One of my favorite memories is Pop's story about working as a part-time night dispatcher for the railroad. Apparently, a troop train came through and he was told to send it down a siding and tell them to stay there until they were told to go back on the main line. He did. And then he went home. I guess he didn't tell the next dispatcher about it. As I recall his story, Pop said a soldier hoofed it up the tracks to the station about three days later and asked when they could continue their trip!!!

Today is another birthday in our family line.

My granddaughter, Abbie Grace Bowman (Stephanie's daughter) is 18 today. Happy Birthday, Abbie.

She is a high school senior at the South Carolina Governor's School for Science and Mathematics, in Hartsville, South Carolina. She is in the midst of choosing between Johns Hopkins University and Washington University.

Thursday, May 19, 2016

Remembering Flynn Park

Something that brother Jim wrote me about Flynn Park today reminded me of the Flynn Park Elementary School reunion that the Class of '51 had in 1999. That year also happened to be the 75th anniversary of Flynn Park.

I was living in Woodstock, Ill., about 330 miles north of University City, and I had decided to ride my motorcycle to U. City for the event. Luckily, the weather early that October was good. I arrived at the school at about 3:00PM and before school let out for the day.

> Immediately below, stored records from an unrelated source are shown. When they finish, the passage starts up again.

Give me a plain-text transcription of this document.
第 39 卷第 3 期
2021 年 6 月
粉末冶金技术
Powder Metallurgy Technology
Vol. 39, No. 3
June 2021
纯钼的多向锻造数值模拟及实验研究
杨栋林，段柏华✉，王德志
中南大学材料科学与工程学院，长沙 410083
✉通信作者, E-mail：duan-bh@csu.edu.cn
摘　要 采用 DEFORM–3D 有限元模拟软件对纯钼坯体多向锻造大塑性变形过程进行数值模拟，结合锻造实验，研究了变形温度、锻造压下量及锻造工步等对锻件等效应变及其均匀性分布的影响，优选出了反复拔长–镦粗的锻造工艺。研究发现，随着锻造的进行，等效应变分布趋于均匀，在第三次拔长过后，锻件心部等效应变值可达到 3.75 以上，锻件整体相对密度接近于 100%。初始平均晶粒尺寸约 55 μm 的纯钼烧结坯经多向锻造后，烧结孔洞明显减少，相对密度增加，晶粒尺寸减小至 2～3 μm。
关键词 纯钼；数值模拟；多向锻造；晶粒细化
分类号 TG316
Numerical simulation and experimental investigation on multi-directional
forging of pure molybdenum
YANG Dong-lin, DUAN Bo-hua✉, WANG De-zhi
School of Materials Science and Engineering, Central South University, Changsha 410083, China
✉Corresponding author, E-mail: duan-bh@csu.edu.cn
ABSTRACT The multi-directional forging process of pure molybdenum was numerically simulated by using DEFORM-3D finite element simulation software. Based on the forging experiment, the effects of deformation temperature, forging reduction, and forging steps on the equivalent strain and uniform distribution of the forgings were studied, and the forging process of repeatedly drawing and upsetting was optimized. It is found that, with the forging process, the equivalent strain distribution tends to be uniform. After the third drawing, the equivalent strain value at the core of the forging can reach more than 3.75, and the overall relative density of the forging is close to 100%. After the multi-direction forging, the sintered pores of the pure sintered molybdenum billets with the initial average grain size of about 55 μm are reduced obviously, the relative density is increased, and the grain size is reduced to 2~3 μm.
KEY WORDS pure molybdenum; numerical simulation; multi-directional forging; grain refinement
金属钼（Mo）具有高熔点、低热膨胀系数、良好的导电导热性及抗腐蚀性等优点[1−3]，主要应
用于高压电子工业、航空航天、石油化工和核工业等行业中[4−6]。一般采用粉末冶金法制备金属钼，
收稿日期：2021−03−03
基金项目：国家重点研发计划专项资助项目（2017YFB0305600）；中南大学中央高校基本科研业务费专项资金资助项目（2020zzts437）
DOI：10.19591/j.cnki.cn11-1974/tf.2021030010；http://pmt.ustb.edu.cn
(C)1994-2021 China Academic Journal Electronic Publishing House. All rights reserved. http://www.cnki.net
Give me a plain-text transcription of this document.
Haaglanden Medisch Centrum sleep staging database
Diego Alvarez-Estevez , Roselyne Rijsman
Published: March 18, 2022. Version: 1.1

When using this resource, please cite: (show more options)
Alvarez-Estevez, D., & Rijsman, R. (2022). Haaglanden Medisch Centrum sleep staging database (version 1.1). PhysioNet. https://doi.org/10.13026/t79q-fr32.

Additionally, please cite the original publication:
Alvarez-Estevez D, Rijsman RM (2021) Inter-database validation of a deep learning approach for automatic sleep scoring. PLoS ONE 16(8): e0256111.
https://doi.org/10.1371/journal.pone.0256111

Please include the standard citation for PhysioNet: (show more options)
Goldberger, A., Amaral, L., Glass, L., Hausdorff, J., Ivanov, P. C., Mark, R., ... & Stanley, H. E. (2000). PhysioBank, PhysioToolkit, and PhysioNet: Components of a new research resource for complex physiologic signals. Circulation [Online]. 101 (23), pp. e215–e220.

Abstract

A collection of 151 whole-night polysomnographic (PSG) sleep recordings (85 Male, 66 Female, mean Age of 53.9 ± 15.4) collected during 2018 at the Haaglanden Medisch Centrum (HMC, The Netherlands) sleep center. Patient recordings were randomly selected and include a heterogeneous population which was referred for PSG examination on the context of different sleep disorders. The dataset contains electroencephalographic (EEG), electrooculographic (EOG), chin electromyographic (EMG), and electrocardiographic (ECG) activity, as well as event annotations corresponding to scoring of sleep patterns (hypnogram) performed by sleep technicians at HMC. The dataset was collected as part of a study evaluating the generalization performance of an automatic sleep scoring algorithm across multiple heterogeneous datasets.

I knew it was important to go straight to the Principal's Office, and so I did. It was in the same room as in 1951 (I remember it well), and I walked into the small, crowded secretary's office. Two women were there, and I'm not sure just what they thought when they looked up and saw me. I was wearing jeans, my motorcycle jacket, motorcycle boots and I was carrying my helmet.

I didn't say anything, and eventually one of the women asked, "Can we help you with something?"

I stuttered and stumbled over my words. "Umm, uhhh, well, I was t-t-told to go to the Principal's Office. I was afraid, and so I ran away. That was in 1951. Mrs. Rossi's not still here waiting for me, is she?"

They laughed and said, "No, you're safe. She's not here."

I think Mrs. Rossi was Principal at Flynn Park for 25-35 years. By 1999 she had taken her ruler and headed north to the Great Elementary School in the Sky, where I'm sure she was keeping things in order.